All hospitals are in the same boat today. We can learn from each other. Maybe we need to organize ourselves differently. Maybe we need to adjust our processes. The ultimate goal, of course, is always the quality of patient care, which must demonstrably improve or at least be maintained with every change we make."

"Value4Health is a solution to complement Business Intelligence and financial profiles," Dierick emphasizes.

"There is also a major shortage of those profiles in hospitals. By partially digitalizing their work, we help to address that shortage. In the future, we also want to include care organization in the benchmarking. In projects, we see that some hospitals had an overcapacity during night shifts. By adjusting shift planning and moving people to day shifts, they can have more hands at the bedside with the same staffing levels."

Customer experience and patient experience

Hospitals are looking at how businesses operate to optimize and improve the efficiency of their patient care. But Staelens is convinced that entrepreneurs can also learn a lot from hospitals. "Every company claims to be customer-driven and to put the customer at the center."

"The way we put our patients at the center, listen to them, and involve them in our quality improvement efforts is something I honestly do not see many companies doing. We have a patient platform that meets four times a year. We also set up focus groups to think together about how we can further increase patient involvement."

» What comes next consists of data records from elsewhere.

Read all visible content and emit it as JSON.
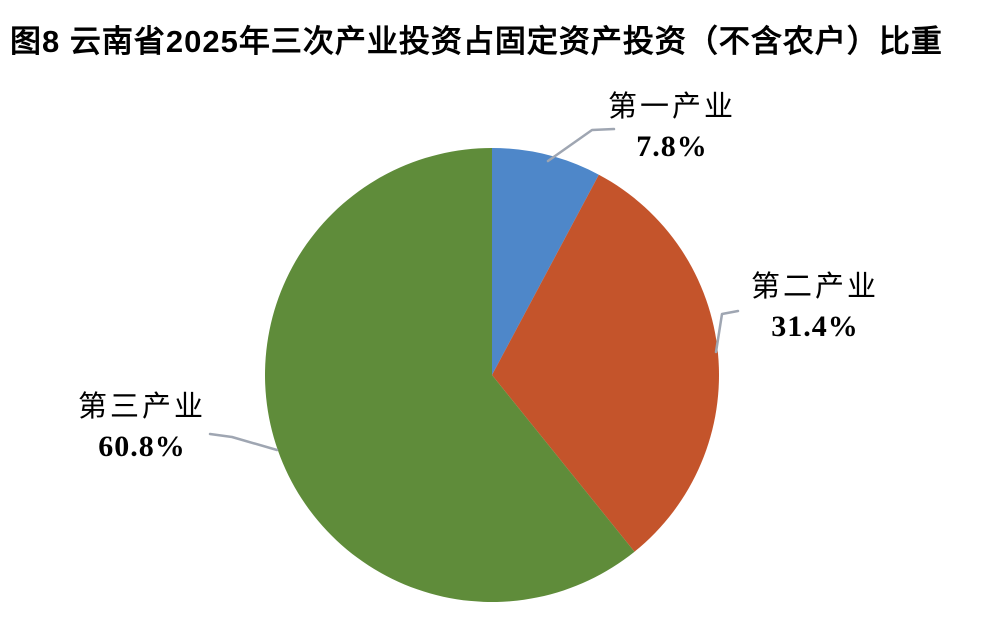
{
  "title": "图8  云南省2025年三次产业投资占固定资产投资（不含农户）比重",
  "chart_data": {
    "type": "pie",
    "title": "图8  云南省2025年三次产业投资占固定资产投资（不含农户）比重",
    "categories": [
      "第一产业",
      "第二产业",
      "第三产业"
    ],
    "values": [
      7.8,
      31.4,
      60.8
    ],
    "value_labels": [
      "7.8%",
      "31.4%",
      "60.8%"
    ],
    "unit": "%",
    "colors": [
      "#4e87c9",
      "#c4542b",
      "#5f8c3a"
    ],
    "leader_line_color": "#9fa6b2",
    "start_angle_deg": 0,
    "direction": "clockwise",
    "legend": "none",
    "data_label_style": "category-name-and-percent-outside-with-leader-lines"
  }
}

The way we put our patients at the center, listen to them, and involve them in our quality improvement efforts is something I honestly do not see many companies doing.

"At the individual level, we carry out two measurements for every single patient. The Patient Reported Outcome Measure (PROM) assesses the objective result of a treatment, while the Patient Reported Experience Measure (PREM) examines how the patient experienced the treatment. In a way, we measure the 'customer experience' for every patient. How many businesses can say they do that?"

"At Möbius Healthcare, we support care organizations in delivering more and better care at lower costs. That was the starting point for Value4Health and it remains our core mission. Benchmarking data is only silver. Coming together and learning from each other's practices is gold."